The speaker, Mauro de la Lucha-sangre (literally "Mauro of the Bloody Battle"), stood one June morning of 1874 beneath the shade of a gnarled olive-tree on the banks of the Guadaira River, rebelliously stamping a heel into the soft turf. Son of the foremost lawyer of his native town of Utrera, educated in Sevilla at the best university of his province, already at twenty-four himself a fully accredited licenciado, Mauro's future held actually brilliant prospects for a man of the station into which he was born. And yet, most envied of his classmates though he was, to Mauro himself the future loomed black, forbidding, cheerless.

Mauro's father, by legacy from his father, was the attorney and counsellor of the Duque de la Torrevieja; and so might Mauro have been for the next Duke had there not cropped out in him the daring, the love of adventure, the pride, and the confidence that had lifted the first Lucha-sangre above his fellows. It was a case of breeding back—away back over and past generations of fawning commoners to the times when Lucha-sangre swords were splitting Moorish casques and winning guerdons.

Nor in spirit alone was Mauro bred back. He was deep of chest, broad of shoulder, lithe and graceful. His massive neck upbore a head of Augustan beauty, lighted by eyes that alternately blazed with the pride and resolution of a Cid and softened with the musings of a Manrique. Mauro was a Lucha-sangre of the twelfth century, reincarnate.
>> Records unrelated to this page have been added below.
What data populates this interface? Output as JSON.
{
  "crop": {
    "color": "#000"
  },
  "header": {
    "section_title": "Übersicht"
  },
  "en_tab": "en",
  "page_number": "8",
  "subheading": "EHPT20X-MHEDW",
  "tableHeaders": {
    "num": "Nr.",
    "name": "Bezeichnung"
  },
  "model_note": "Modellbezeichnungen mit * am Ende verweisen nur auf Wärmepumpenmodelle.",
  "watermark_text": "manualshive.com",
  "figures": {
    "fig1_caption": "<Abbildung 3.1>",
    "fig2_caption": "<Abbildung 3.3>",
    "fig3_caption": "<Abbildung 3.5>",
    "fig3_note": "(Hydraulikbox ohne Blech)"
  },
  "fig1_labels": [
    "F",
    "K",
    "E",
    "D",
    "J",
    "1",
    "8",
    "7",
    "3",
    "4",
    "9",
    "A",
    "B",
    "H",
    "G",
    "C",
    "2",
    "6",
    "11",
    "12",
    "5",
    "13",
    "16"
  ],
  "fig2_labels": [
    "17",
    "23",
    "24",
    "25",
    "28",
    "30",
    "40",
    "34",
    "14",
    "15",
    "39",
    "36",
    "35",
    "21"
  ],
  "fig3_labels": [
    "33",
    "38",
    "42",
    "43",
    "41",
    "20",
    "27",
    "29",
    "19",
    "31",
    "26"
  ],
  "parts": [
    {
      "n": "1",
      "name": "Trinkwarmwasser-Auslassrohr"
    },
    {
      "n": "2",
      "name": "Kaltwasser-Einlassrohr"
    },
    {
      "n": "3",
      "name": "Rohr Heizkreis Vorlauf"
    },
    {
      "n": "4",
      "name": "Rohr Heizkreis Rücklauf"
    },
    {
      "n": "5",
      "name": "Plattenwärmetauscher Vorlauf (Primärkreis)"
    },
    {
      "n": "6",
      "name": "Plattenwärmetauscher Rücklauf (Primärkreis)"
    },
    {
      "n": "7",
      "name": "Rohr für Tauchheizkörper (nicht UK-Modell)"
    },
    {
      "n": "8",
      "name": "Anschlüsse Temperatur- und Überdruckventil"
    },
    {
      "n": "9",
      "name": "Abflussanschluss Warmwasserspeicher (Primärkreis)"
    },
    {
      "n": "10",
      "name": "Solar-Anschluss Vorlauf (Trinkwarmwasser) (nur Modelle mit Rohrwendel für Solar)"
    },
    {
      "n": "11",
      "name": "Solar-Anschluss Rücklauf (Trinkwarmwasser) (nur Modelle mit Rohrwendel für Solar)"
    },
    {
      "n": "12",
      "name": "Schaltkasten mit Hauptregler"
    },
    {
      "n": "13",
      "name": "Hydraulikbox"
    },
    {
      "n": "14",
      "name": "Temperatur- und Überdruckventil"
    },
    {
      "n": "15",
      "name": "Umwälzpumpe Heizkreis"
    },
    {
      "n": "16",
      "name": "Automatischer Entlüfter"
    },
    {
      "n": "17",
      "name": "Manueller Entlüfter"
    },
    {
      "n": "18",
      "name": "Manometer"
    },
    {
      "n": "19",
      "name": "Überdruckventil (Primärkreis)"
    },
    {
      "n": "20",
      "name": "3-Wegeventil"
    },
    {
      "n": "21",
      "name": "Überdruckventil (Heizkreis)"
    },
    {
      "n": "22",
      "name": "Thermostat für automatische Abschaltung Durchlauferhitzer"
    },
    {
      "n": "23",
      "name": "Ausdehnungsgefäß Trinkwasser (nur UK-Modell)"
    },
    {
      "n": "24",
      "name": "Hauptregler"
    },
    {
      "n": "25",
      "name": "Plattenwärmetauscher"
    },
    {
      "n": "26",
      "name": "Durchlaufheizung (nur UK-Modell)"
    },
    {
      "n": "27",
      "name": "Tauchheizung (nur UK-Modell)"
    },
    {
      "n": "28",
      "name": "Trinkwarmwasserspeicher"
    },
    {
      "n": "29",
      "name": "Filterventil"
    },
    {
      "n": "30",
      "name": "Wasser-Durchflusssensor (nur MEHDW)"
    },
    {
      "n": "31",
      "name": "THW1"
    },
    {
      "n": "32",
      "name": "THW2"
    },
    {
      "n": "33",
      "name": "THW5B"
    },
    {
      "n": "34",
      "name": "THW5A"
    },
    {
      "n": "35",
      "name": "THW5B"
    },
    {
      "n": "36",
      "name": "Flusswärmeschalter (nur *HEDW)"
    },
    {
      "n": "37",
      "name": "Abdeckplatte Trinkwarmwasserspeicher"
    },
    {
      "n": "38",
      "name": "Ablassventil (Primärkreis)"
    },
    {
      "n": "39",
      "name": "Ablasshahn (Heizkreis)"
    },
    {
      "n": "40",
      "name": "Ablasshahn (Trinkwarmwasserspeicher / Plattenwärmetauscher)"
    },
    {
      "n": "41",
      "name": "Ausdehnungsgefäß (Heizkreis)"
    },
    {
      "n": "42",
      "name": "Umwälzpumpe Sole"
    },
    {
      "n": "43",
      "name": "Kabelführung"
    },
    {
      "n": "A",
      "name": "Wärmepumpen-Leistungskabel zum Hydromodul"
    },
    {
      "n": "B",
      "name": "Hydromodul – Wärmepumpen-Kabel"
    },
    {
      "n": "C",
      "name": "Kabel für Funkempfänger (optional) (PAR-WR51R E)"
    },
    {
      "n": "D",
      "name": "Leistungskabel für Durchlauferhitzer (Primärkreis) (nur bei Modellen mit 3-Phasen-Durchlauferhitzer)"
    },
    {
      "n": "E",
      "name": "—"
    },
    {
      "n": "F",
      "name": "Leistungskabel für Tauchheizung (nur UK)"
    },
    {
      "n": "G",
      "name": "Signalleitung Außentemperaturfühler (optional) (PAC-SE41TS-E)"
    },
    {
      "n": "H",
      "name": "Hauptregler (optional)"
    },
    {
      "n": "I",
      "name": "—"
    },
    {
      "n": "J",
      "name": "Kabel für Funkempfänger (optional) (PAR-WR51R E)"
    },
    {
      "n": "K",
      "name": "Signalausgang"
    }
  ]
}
Little is it to be wondered at that, as the lad was often his father's message-bearer to the Duke, he found favor in the eyes of the Duke's only daughter, Sofia; and still less is it to be wondered at that he early became her thrall. Of nights at the university he was ever dreaming of her; up out of his text-books her lovely face was ever rising before him in class.

Of a rare type was Sofia in Andalusia, where nearly all are dark, for she was a true rubia, blue of eye, fair of skin, and with hair of the wondrously changing tints of a cooling iron ingot.